Map showing Ein Habesor, and the initial routes taken by Yftach Gepner. (Google Earth)

“When I got to route 242, I looked to the left. It was clear. I turned right onto the road, and in front of me, I saw two pickup trucks with about ten terrorists in each one and about five motorbikes each with two men,” he said.

“I didn’t understand what I was seeing. They started shooting at us. I had no weapon. I was dressed in shorts,” he recalled.

“I reversed onto the dust track and drove backward for about 100 meters at 60 kilometers an hour, with two motorcycles chasing and shooting at us.”

“They shot at the car battery,” he said and Eldad got hit, in the back and the buttock. “He was in enormous pain.”

Dr. Yftach Gepner of Moshav Ein Habesor inspects the bullet hole in his car. (Courtesy Ynet)

“I did a crazy turn and drove at 150 kilometers an hour back towards the moshav’s back gate,” he said.

Once back at the moshav, another fighter, Raz Shapira, turned up with an ambulance. Eldad was in unstable condition at this stage.

Shapira told Ynet, “We wanted to take him to the hospital on Route 241. We were talking with the switchboard at the Magen David Adom emergency service. They told us ‘Don’t even think about going on the road, everyone on the road is dying.’”

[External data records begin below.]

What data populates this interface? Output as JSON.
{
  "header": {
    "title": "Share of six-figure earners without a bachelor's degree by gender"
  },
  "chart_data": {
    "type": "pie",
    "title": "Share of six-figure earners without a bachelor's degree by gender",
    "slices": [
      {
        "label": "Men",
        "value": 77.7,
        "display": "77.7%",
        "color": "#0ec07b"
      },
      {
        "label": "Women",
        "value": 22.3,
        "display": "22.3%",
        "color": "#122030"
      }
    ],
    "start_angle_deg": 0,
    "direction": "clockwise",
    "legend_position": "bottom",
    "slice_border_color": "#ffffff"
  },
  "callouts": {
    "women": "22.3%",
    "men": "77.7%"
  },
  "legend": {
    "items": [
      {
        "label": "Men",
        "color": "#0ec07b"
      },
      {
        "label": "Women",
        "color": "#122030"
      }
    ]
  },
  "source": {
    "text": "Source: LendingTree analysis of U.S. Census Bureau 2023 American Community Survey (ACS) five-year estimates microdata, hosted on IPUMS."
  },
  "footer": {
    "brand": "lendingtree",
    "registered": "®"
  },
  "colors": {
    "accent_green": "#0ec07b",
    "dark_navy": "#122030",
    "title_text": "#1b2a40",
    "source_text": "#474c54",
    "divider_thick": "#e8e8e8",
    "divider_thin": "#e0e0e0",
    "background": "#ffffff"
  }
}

“So we turned around. The whole road from the Magen Junction [north of the moshav] was full of damaged cars. The terrorists were lying by the side of the road, shooting at any car that passed and killing the drivers,” Shapira said.

He continued, “On the way, I was getting locations and recordings from people at the party in Re’im begging us to come and rescue them.”

Hamas gunmen were mowing down young adults at an all-night party near the Gaza border, eventually killing over 260 of them.

An aerial picture shows the abandoned site of the weekend assault by Hamas terrorists on the Supernova music festival near Kibbutz Re’im in the Negev desert, southern Israel, October 10, 2023. (Jack GUEZ / AFP)

Police officers told Shapira they were caught up in a gunfight, Shapira recalled, “and that it was hell and that their ammunition was running out.”

Shapira and Gepner were able to reach Habadim City, a massive IDF training base south of Beersheba, and to get Eldad transferred to an intensive care ambulance and taken to Soroka Hospital.

“He’s in a lot of pain, but he’ll be fine,” Gepner said Friday, insisting that The Times of Israel convey a message to the world.

Better times: In this undated photo, Yftach Gepner (right) takes a selfie with his brother Eldad. (Courtesy, Yftach Gepner)

Gepner said: “I live here with all the friends I’ve known since kindergarten. I have a beautiful home.” Until the Hamas invasion on October 7, there was a feeling that there was no safer place in the world, he said. “My 8-year-old can walk alone at night with zero concern that something will happen.”

Gepner is determined to revive that tranquility. “We created a beautiful place here at Moshav Ein Habesor, and soon, we will be even stronger.”

“We have come through wars, and we will get through this one because we have no other choice,” he said. “This the only country for the Jews.”